ロイにバレないよう、2人にも偽名を使うよう事前に打ち合わせ済み。
馬車の中ですでに仮面は身につけているから、とりあえず身バレの心配は多少減っているとは思う。
「じゃあ、ヤコブ。また舞踏会が終わる頃に迎えお願いね」
「わかりました。それではお嬢様、お気をつけて」
コソッとヤコブに声をかけ、小さく手を振る私に向かって、一礼し、御者席に乗り込む彼を見送った。
その時。
「…フローラ、遅いわよ?」
「ミリア…!待たせちゃってごめんなさい」
紫色のシフォン生地が何層にも重なった華やかなドレスに身を包んだミリアがツカツカと私に向かって歩み寄ってくる。

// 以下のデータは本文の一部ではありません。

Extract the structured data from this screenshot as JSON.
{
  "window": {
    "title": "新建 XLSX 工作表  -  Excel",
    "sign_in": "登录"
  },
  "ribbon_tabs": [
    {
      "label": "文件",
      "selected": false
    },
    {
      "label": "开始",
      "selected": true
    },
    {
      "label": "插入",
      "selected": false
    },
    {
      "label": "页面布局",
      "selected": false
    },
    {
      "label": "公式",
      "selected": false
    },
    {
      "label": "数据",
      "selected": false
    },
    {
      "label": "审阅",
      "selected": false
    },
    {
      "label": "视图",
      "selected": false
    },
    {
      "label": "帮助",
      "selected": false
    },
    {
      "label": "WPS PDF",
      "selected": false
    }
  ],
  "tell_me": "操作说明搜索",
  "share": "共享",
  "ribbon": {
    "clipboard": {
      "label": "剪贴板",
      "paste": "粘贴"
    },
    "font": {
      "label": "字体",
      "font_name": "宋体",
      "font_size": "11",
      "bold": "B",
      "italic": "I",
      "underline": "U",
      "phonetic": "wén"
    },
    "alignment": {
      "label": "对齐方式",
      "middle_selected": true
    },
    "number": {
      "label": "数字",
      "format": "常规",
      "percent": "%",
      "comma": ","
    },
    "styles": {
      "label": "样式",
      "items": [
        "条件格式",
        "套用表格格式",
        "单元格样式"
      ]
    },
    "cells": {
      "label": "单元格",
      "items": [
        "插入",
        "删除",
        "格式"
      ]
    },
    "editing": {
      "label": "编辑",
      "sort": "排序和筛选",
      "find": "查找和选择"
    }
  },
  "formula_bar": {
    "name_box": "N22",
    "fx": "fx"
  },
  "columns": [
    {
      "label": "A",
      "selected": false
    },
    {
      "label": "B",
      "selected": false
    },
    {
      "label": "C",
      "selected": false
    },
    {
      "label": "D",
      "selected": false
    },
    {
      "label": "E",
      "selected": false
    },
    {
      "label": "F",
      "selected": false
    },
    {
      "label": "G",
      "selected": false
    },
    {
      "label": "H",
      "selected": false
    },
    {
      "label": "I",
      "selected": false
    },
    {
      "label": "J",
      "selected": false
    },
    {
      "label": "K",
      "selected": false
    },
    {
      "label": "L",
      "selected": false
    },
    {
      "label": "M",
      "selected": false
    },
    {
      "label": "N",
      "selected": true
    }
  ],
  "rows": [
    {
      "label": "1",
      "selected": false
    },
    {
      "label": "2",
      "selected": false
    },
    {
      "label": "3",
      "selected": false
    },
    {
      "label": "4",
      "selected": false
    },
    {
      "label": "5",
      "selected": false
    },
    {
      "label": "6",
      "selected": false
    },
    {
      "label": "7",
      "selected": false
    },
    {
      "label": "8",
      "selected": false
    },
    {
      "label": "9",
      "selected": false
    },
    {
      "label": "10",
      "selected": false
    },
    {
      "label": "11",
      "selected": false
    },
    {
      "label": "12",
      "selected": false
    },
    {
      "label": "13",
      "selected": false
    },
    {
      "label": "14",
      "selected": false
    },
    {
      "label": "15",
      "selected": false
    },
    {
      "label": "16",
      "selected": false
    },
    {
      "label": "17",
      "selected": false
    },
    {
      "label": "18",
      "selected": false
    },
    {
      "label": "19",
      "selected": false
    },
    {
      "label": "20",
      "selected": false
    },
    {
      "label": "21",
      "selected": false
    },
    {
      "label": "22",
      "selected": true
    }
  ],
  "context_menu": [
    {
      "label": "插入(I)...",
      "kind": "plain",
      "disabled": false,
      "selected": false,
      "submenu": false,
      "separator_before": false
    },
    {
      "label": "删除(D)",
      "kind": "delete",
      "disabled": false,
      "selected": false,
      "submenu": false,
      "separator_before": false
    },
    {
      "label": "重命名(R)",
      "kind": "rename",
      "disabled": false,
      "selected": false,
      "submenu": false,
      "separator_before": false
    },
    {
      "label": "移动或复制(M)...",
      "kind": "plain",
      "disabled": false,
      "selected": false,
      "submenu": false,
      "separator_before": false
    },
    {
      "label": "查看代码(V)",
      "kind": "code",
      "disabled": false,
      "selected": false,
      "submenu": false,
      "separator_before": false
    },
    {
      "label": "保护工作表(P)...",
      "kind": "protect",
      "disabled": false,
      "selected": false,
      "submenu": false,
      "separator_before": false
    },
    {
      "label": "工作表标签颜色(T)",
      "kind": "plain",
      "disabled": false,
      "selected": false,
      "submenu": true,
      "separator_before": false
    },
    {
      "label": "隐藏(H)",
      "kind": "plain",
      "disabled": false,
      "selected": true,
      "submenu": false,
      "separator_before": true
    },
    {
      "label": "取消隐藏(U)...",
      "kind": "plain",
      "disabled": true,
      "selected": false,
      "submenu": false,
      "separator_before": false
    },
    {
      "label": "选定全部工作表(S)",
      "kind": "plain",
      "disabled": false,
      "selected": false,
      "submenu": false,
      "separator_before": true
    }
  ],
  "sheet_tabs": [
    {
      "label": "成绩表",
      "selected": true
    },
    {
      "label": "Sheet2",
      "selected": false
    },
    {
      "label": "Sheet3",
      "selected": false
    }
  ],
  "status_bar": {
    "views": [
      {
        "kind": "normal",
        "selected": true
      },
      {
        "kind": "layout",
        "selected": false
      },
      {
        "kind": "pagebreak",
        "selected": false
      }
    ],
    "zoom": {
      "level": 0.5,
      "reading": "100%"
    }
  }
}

そして彼女の隣には、パートナーで婚約者のエイデンの姿があった。
「エイデン…!久しぶりね。元気だった?」
エイデン・カーター男爵。
カーター男爵家の三男で、ミリアとは幼なじみ。
そのため、私も2人が婚約する前からエイデンのことは知っていたし、それなりに仲も良い。